Эрцгерцогиня Паула выделялась среди рондийских принцесс необычайной одаренностью. Она свободно говорила на пяти языках, играла на рояле и прекрасно пела. И это еще не все: известный английский коллекционер, в руки которого попал бронзовый бюст, чудом уцелевший в Ночь Длинных Ножей, авторитетно заявил, что неизвестного скульптора можно с полным основанием назвать гениальным. А между тем, по мнению знатоков, это была работа эрцгерцогини. Разумеется, она с детства отлично каталась на лыжах, как и все местные жители, превосходно плавала и ездила верхом; но помимо этого в юной принцессе было нечто возбуждавшее воображение и внушавшее единодушную любовь. Ходили слухи, что она круглая сирота: ее матушка якобы умерла при родах, а вскоре скончался и отец. Кроме того, правящий эрцгерцог, ее брат (если брат!), был холост и души не чаял в малютке, рождение которой совпало с его восшествием на престол. Во дворце в то время других детей не было: прежние все уже выросли и переженились, так что Паула – отпрыск предыдущего эрцгерцога и одной из его племянниц – стала первым ребенком, рожденным во дворце после почти пятнадцатилетнего перерыва.

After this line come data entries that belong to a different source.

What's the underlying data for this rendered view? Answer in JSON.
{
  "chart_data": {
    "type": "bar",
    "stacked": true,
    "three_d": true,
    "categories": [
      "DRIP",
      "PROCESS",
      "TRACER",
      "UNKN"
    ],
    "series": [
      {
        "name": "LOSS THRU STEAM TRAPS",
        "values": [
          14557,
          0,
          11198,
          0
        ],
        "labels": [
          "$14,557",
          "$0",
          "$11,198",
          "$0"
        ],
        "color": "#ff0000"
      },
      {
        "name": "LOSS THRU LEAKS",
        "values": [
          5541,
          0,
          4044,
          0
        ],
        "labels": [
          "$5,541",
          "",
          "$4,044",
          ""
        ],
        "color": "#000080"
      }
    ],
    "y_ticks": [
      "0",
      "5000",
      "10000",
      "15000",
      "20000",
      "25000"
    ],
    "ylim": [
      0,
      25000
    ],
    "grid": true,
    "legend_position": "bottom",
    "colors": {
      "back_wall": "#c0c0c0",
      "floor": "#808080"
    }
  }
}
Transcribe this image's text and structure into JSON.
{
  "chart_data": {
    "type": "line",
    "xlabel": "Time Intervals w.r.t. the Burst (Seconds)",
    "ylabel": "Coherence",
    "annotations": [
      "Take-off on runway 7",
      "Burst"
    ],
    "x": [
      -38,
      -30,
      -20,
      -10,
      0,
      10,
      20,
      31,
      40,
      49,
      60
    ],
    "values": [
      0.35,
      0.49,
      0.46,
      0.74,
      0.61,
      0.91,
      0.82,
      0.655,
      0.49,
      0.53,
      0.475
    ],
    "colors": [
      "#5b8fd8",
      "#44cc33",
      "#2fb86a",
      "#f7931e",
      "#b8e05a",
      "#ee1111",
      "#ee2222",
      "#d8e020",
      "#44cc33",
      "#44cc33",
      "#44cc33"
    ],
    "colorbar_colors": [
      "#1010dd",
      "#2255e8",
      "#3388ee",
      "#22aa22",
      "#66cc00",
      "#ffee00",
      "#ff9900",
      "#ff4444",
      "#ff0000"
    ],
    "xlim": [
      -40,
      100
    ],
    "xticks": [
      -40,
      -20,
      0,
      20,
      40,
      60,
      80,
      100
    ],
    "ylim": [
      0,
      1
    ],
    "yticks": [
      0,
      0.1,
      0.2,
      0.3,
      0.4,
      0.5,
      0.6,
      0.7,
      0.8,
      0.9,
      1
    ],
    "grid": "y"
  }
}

Жители Ронды не сразу узнали о ее существовании, но время от времени то один, то другой случайно что-то замечал. Однажды в одном из дворцовых окон возникла кормилица с младенцем на руках. Потом мальчик, собиравший цветы ровлвулы, разглядел в парке за оградой детскую коляску. Дальше – больше. Кто-то видел, как златокудрая девочка спускается на лыжах по склону Рондерхофа, как она ныряет в волны Рондаквивира или – трогательная деталь! – как она держит эрцгерцога за руку перед его вечерним выходом к народу. Молва обрастала подробностями, и постепенно стало ясно: эта девочка – последняя представительница династии, сестра правящего эрцгерцога, юная эрцгерцогиня Паула.